WPZE
- Mableton, Georgia; United States;
- Broadcast area: Metro Atlanta
- Frequency: 102.5 MHz
- Branding: "Praise 102.5"

Programming
- Language: English
- Format: Urban gospel

Ownership
- Owner: Urban One; (New Mableton Broadcasting Corporation);
- Sister stations: WAMJ, WHTA, WUMJ

History
- First air date: 2001; 25 years ago
- Former call signs: WAWE (1997–2001) WAMJ (2001–2009)
- Call sign meaning: W PraiZE (play on "Praise")

Technical information
- Licensing authority: FCC
- Facility ID: 24562
- Class: A
- ERP: 3,000 watts
- HAAT: 143 meters (469 ft)
- Transmitter coordinates: 33°41′20.00″N 84°30′38.00″W﻿ / ﻿33.6888889°N 84.5105556°W

Links
- Public license information: Public file; LMS;
- Webcast: Listen Live
- Website: www.mypraiseatl.com

= WPZE =

Radio station in Mableton–Atlanta, Georgia

WPZE (102.5 FM) is a commercial Christian radio station licensed to Mableton, Georgia, and serving Metro Georgia. It is owned by Urban One and airs an urban gospel radio format. Studios and offices are at Centennial Tower in Downtown Atlanta.
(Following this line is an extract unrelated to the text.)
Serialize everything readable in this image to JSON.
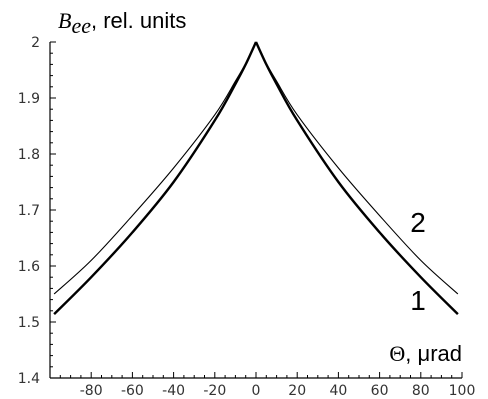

The effective radiated power (ERP) is 3,000 watts, making it a Class A FM station. The transmitter is in Southwest Atlanta, off Fairburn Road SW, near I-285.

==History==
===New Mableton Broadcasting Corp.===
The station is the result of Docket 80-90, the Federal Communications Commission (FCC) plan to allow more stations on the air by reducing the required spacings. During the mid-1980s, it was decided that one of these new stations would be assigned to the west-northwest side of metro Atlanta. Several applicants requested the new allotment be assigned to one of four cities: Mableton, Lithia Springs, Douglasville, and Forest Park. The frequency already belonged to WGHR in Marietta, the student radio station at what is now Southern Polytechnic State University. However the forced downgrade to second-class status left the class D station vulnerable. It applied for the new allotment and to have it reserved to Marietta and as noncommercial but the FCC refused this, leaving WGHR with no chance of upgrading. The remaining contenders applied in 1988, and had a lengthy battle in court. After many years of legal wrangling over the frequency, the station came on the air in 2001, forcing WGHR at SPSU to move to 100.7, and then off the air completely due to WWWQ's move-in on 100.5.

The station on 102.5 was assigned the call sign WAWE on November 24, 1997 during its construction permit. The New Mableton Broadcasting Corporation had the FCC's permission to construct the station.

===WAMJ "Grown Folks Radio"===
On June 27, 2001, the station was then assigned the call letters WAMJ just before it went on the air. The call sign was moved from 107.5 FM, which then upgraded to a Class C3 station and took on the call sign WJZZ-FM, adopting a Smooth Jazz format. The Urban AC format from then-"Majic 107.5", which originated three years before, came along also, although the "Majic" nickname was never used throughout WAMJ's tenure on 102.5, and took on a more oldies approach to R&B. (Competitor WALR did this same tactic in 2003, but only because WFOX (now WSRV) was an experimental urban station for a few years.)

In April 2004, Radio One acquired the New Mableton Broadcast Corporation for approximately $35 million. Radio One operated 102.5 FM under a local marketing agreement (LMA) beginning in August 2001. Radio One then completed this acquisition during the fourth quarter of 2004, under the name ROA Licenses (Radio One Atlanta Licenses), which also owned WJZZ-FM, WPZE, and WHTA.

In October 2005, the station changed format to Urban Adult Contemporary with the addition of current R&B and soul songs, but moved back to an older playlist several months later. The station was branded as "Grown Folks Radio." When attempts to secure broadcasting rights to the popular syndicated Tom Joyner Morning Show failed, WAMJ began carrying The Steve Harvey Show in the mornings. It also carried syndicated talk programming including Al Sharpton program and Michael Baisden during the midday and afternoon hours. Evenings and weekends remained dedicated to music.

===WPZE "Praise 102.5"===
WPZE originated its current format in 2001 on 97.5 FM. On February 16, 2009, "Praise 97.5" and the WPZE call letters moved to 102.5 FM; in turn, the urban AC format moved to 107.5 FM. On the same date, 97.5 FM changed to a simulcast of 107.5 FM, using the call sign WUMJ. At this time, the WAMJ call sign was returned to 107.5 FM (formerly WJZZ-FM) to reunite with the "Majic" branding.

On May 8, 2017, Radio One changed its name to Urban One, to reflect its involvement in many forms of media including radio.